I believe in eat most real foods, carbs, protein and fat, I just will not eat wheat, oats or table sugar. So I don’t eat, bread, desserts, candy, soft drinks, or cereals. I have finally recognized my triggers, as long as I don’t eat something that triggers me to not recognize when I have had enough I am good and don’t over eat.
I think that’s the rub. Chuck, you have a really good handle on your own situation, no question about it. If something isn’t a problem, then it isn’t a problem. And I realize this is your thread.
(That said, the personal threads - ‘accountability’ or otherwise, often range far and wide in discussion.) I think that the journey, if any, that we take in such matters is enormously valuable for its own sake. Some of us do really well - you’re a good example - and everybody on this forum has things to gain, things to satisfy them, hopefully.
“Real foods” include many things that have been enormously genetically modified by people through the ages - made vastly sweeter, and much larger fruits, etc. I would stick with my position that “cheap carbs” are the cause of the overwhelming majority of childhood obesity, and obesity/metabolic syndrome/diabetes, etc., for adults, whether those foods are “natural” or not.
“Overdoing it” - even “created by nature” things can easily go past that for some people, especially people who have years/decades of increasing metabolic derangement behind them. We don’t find orange juice in nature - versus inside an orange - but no big trick to squeeze out some juice. Some places, a “large orange juice” is like 16 ounces or almost half a liter. Really good sweet/acid balance there, so easy to drink a couple of those big glasses… Over 100 grams of carbs right there.

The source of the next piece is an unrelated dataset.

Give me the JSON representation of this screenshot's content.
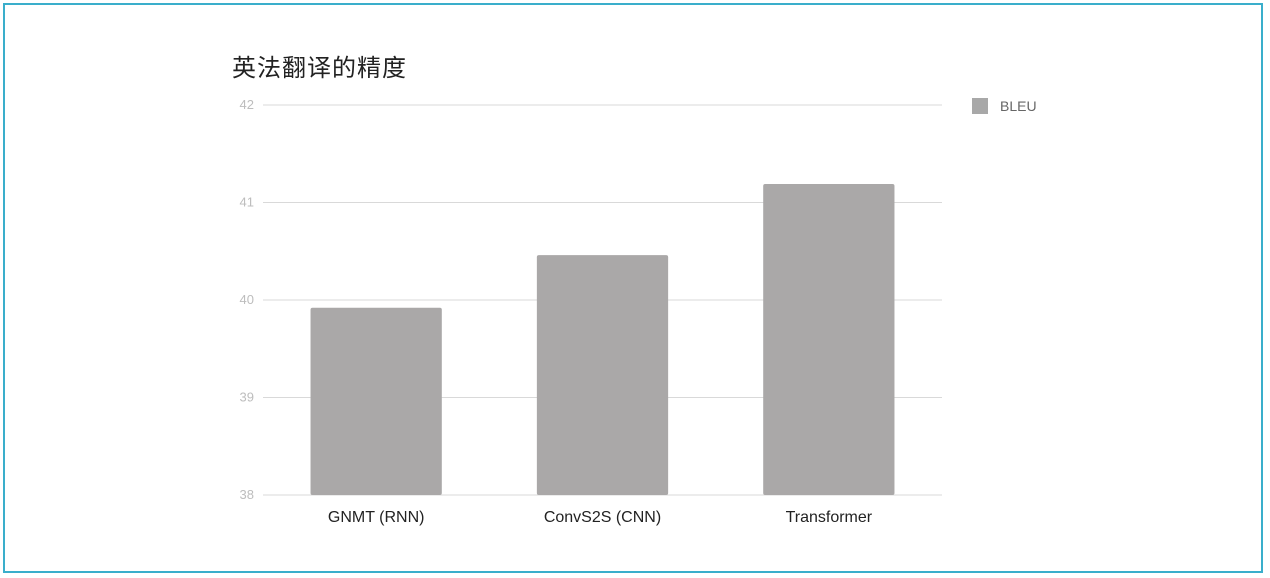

Lots of people feel that “fruit is healthy,” but I do think that for many of us it’s essentially not. The recent stuff about fructose being processed into uric acid by human bodies (we’re hardwired to do that) as in the " Anyone know about the Uric Acid connection with insulin resistance?" thread has only increased my feeling that fruit, per se, is often really not good for us.

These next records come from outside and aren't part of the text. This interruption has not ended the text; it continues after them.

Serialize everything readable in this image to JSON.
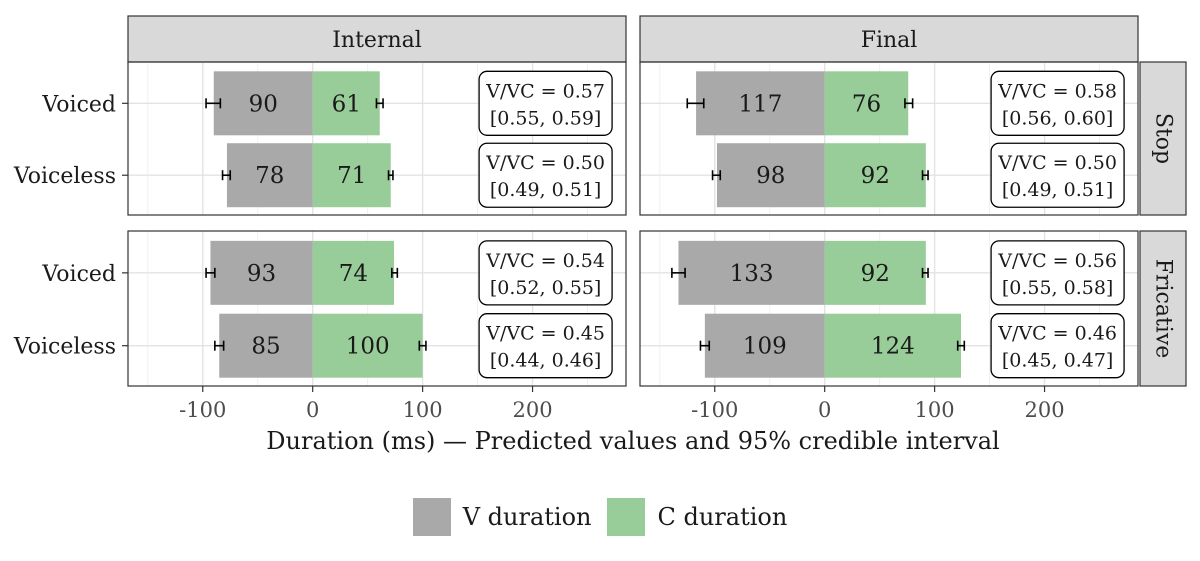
{
  "chart_data": {
    "type": "bar",
    "layout": "diverging horizontal bars, faceted",
    "xlabel": "Duration (ms) — Predicted values and 95% credible interval",
    "xticks": [
      -100,
      0,
      100,
      200
    ],
    "xlim": [
      -168,
      285
    ],
    "columns": [
      "Internal",
      "Final"
    ],
    "rows": [
      "Stop",
      "Fricative"
    ],
    "categories": [
      "Voiced",
      "Voiceless"
    ],
    "colors": {
      "V duration": "#a9a9a9",
      "C duration": "#98cc98"
    },
    "legend": {
      "position": "bottom",
      "items": [
        "V duration",
        "C duration"
      ]
    },
    "grid": true,
    "panels": [
      {
        "column": "Internal",
        "row": "Stop",
        "bars": [
          {
            "category": "Voiced",
            "V": 90,
            "V_ci": [
              84,
              97
            ],
            "C": 61,
            "C_ci": [
              58,
              64
            ],
            "ratio_label": "V/VC = 0.57",
            "ci_label": "[0.55, 0.59]"
          },
          {
            "category": "Voiceless",
            "V": 78,
            "V_ci": [
              75,
              82
            ],
            "C": 71,
            "C_ci": [
              69,
              73
            ],
            "ratio_label": "V/VC = 0.50",
            "ci_label": "[0.49, 0.51]"
          }
        ]
      },
      {
        "column": "Final",
        "row": "Stop",
        "bars": [
          {
            "category": "Voiced",
            "V": 117,
            "V_ci": [
              110,
              125
            ],
            "C": 76,
            "C_ci": [
              73,
              80
            ],
            "ratio_label": "V/VC = 0.58",
            "ci_label": "[0.56, 0.60]"
          },
          {
            "category": "Voiceless",
            "V": 98,
            "V_ci": [
              95,
              102
            ],
            "C": 92,
            "C_ci": [
              89,
              94
            ],
            "ratio_label": "V/VC = 0.50",
            "ci_label": "[0.49, 0.51]"
          }
        ]
      },
      {
        "column": "Internal",
        "row": "Fricative",
        "bars": [
          {
            "category": "Voiced",
            "V": 93,
            "V_ci": [
              89,
              97
            ],
            "C": 74,
            "C_ci": [
              72,
              77
            ],
            "ratio_label": "V/VC = 0.54",
            "ci_label": "[0.52, 0.55]"
          },
          {
            "category": "Voiceless",
            "V": 85,
            "V_ci": [
              81,
              89
            ],
            "C": 100,
            "C_ci": [
              97,
              103
            ],
            "ratio_label": "V/VC = 0.45",
            "ci_label": "[0.44, 0.46]"
          }
        ]
      },
      {
        "column": "Final",
        "row": "Fricative",
        "bars": [
          {
            "category": "Voiced",
            "V": 133,
            "V_ci": [
              127,
              139
            ],
            "C": 92,
            "C_ci": [
              89,
              94
            ],
            "ratio_label": "V/VC = 0.56",
            "ci_label": "[0.55, 0.58]"
          },
          {
            "category": "Voiceless",
            "V": 109,
            "V_ci": [
              105,
              113
            ],
            "C": 124,
            "C_ci": [
              121,
              127
            ],
            "ratio_label": "V/VC = 0.46",
            "ci_label": "[0.45, 0.47]"
          }
        ]
      }
    ]
  }
}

Not a rub, I am mostly writing to reinforce myself to what is working for me to keep reminding myself to stay on my toes and toe the line I have found that works for me. I realize that everyone is different.

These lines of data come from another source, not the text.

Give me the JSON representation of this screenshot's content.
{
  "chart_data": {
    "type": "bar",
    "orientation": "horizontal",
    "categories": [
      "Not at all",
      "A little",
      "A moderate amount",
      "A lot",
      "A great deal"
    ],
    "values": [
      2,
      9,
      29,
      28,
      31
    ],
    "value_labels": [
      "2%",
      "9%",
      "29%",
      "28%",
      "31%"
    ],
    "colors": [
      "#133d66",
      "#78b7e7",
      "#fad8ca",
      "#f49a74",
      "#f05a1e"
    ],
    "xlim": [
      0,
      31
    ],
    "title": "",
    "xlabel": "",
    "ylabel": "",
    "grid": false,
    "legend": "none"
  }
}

Fructose isn’t an issue at least not for me unless the fruit is juiced, our dried then the fructose becomes concentrated. So I don’t drink fruit juice or eat dried fruits I only eat fresh fruit or flash frozen fruit. My wife eats mostly bread and pasta. I don’t condemn her because she is lucky to even be a live. She only has a stomach the size of a fist due to an operation to save her life in 2013. I am lucky to have her today
True. Still, I wonder how many of us would be here - on this forum or sick or overweight - if there were no such thing as highly processed food. Maybe one in fifty?
If you get your meat, or dairy from a market, grocery store it has all sorts of antibiotics in it. Which is worse than what they do to some plants. At least I live out in the country and get most of what I eat from local small farms, the type of farms that do it to old fashioned ways. And not interested in making a huge profit. I also grow my own vegetables in limited quantities. I can also remember commercials saying that one day we would get all of our nutrients for a pill. Well I know so many that intake more different vitamins and minerals, and other supplements that it is coming true now. I can’t stand the thought of taking any supplements or medication. And following my diet plan with intermittent fasting I am prescription free. And i have stopped almost all supplements.
Lots of ‘ifs’ there - if most of us hadn’t eaten as much of this or that… Most have a whole bunch of metabolic rope, starting out.